While your pet is anesthetized, her teeth will be cleaned with an ultrasonic scaler as well as a hand scaler to clean under and around every tooth. Your vet will use dental probes to measure the depths of the pockets in the gum around each tooth, and x-rays should be taken.

Most vets use digital technology now, so you don’t have to panic about overwhelming radiation exposure from dental x-rays. I find clients are the most frustrated when this step is skipped, as radiographs have the ability to identify brewing issues we can’t see externally.

I’ve had many patients require a second anesthesia within several months of a dentistry without x-rays because the retained baby teeth or festering tooth root infection wasn’t a problem when teeth were cleaned but became a problem shortly after. The only way to know what’s happening below the crown of the tooth is to check (by taking a digital x-ray).

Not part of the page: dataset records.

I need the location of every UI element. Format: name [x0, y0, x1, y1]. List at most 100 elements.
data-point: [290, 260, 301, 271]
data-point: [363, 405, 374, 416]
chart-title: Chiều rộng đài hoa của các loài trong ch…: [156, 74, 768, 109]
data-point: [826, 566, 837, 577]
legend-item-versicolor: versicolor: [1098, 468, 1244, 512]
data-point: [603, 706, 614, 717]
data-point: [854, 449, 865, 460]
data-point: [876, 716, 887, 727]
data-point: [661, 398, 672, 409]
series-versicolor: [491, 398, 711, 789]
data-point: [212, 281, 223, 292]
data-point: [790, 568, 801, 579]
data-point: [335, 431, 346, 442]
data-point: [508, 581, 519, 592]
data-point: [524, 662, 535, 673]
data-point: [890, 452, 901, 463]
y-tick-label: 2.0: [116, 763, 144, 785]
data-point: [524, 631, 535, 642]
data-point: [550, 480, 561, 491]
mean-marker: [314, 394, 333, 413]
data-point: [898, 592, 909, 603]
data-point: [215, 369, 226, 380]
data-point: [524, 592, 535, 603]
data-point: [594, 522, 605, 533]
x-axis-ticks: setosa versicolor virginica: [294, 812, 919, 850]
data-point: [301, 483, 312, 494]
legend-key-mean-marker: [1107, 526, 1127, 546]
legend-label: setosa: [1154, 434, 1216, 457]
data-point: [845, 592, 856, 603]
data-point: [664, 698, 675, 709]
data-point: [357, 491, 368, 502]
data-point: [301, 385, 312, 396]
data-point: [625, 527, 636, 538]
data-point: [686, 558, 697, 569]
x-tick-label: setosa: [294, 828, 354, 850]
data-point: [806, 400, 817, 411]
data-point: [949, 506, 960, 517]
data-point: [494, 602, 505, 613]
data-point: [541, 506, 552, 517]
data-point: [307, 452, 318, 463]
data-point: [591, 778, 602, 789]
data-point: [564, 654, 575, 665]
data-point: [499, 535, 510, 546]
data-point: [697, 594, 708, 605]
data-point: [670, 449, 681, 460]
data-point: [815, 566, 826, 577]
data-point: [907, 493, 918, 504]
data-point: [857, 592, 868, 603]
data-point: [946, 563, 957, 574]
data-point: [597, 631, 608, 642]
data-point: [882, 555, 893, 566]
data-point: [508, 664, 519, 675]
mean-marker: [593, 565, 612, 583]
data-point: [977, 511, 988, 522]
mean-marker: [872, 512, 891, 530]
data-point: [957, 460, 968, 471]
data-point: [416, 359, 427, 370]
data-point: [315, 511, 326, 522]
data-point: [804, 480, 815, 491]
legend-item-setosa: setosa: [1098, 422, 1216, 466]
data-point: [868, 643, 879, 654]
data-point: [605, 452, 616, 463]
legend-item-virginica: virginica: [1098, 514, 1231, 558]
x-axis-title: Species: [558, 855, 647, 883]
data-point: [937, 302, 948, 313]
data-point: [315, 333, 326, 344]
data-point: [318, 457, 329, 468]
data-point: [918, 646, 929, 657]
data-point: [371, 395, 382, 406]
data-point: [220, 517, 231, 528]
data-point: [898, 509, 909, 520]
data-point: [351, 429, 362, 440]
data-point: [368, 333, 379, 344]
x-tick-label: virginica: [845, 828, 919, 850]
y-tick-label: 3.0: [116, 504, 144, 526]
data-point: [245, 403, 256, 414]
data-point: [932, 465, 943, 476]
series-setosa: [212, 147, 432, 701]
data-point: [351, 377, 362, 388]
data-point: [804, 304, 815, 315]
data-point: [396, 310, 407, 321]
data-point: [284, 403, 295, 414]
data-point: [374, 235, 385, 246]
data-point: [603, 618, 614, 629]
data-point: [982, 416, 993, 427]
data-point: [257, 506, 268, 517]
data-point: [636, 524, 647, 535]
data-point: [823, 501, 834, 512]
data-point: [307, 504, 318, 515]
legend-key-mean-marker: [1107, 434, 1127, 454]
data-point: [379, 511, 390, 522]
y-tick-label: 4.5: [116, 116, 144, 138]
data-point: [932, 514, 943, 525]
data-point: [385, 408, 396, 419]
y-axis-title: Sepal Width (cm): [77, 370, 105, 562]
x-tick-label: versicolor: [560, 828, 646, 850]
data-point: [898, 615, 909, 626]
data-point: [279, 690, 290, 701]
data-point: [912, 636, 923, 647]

Once all the plaque and tartar is off the teeth, your pet’s mouth will be rinsed and each tooth will be polished. The reason for polishing is to smooth any tiny grooves on the teeth left by the cleaning so they don’t attract more plaque and tartar. After polishing, the mouth is rinsed again.

The oral exam, x-rays and cleaning with no tooth extractions usually takes about 45 minutes to an hour. The cost will depend on where you live, and typically ranges from around $300 to $1,000. Veterinary dental specialists often charge more. Extractions are typically priced according to the type of tooth and the time and work needed to remove it. There are simple extractions, elevated extractions and extractions of teeth with multiple roots, which tend to be the priciest.

5 Steps to Help Keep Your Pet’s Mouth Healthy

  1. Feed a nutritionally balanced, species-appropriate, fresh food diet, and feed it raw if possible. When your dog or cat gnaws on raw meat, it acts as a kind of natural toothbrush and dental floss.
  2. If you have a dog, offer recreational bones and/or a fully digestible, high-quality dental dog chew to help control plaque and tartar. The effect of dental chews is similar to raw bones, but safer for power chewers or dogs who have restorative dental work and can’t chew raw bones.
  3. Brush your pet’s teeth, preferably every day. If every day is too tall an order, commit to do it several times a week. A little time spent each day brushing your dog’s or kitty’s teeth can be tremendously beneficial in maintaining her oral health and overall well-being.
  4. Perform routine mouth inspections. Your pet should allow you to open his mouth, look inside, and feel around for loose teeth or unusual lumps or bumps on the tongue, under the tongue, along the gum line and on the roof of the mouth. After you do this a few times, you’ll become aware of any changes that occur from one inspection to the next. You should also make note of any differences in the smell of your pet’s breath that aren’t diet-related.
  5. Arrange for regular oral exams performed by your veterinarian. He or she will alert you to any existing or potential problems in your pet’s mouth, and recommend professional teeth cleaning under anesthesia, if necessary.

Daily homecare and as-needed professional or NPDS cleanings by your veterinarian or dental professional are the best way to keep your pet’s mouth healthy and disease-free. They are also important for pets with chronic conditions such as diabetes, heart disease and kidney failure.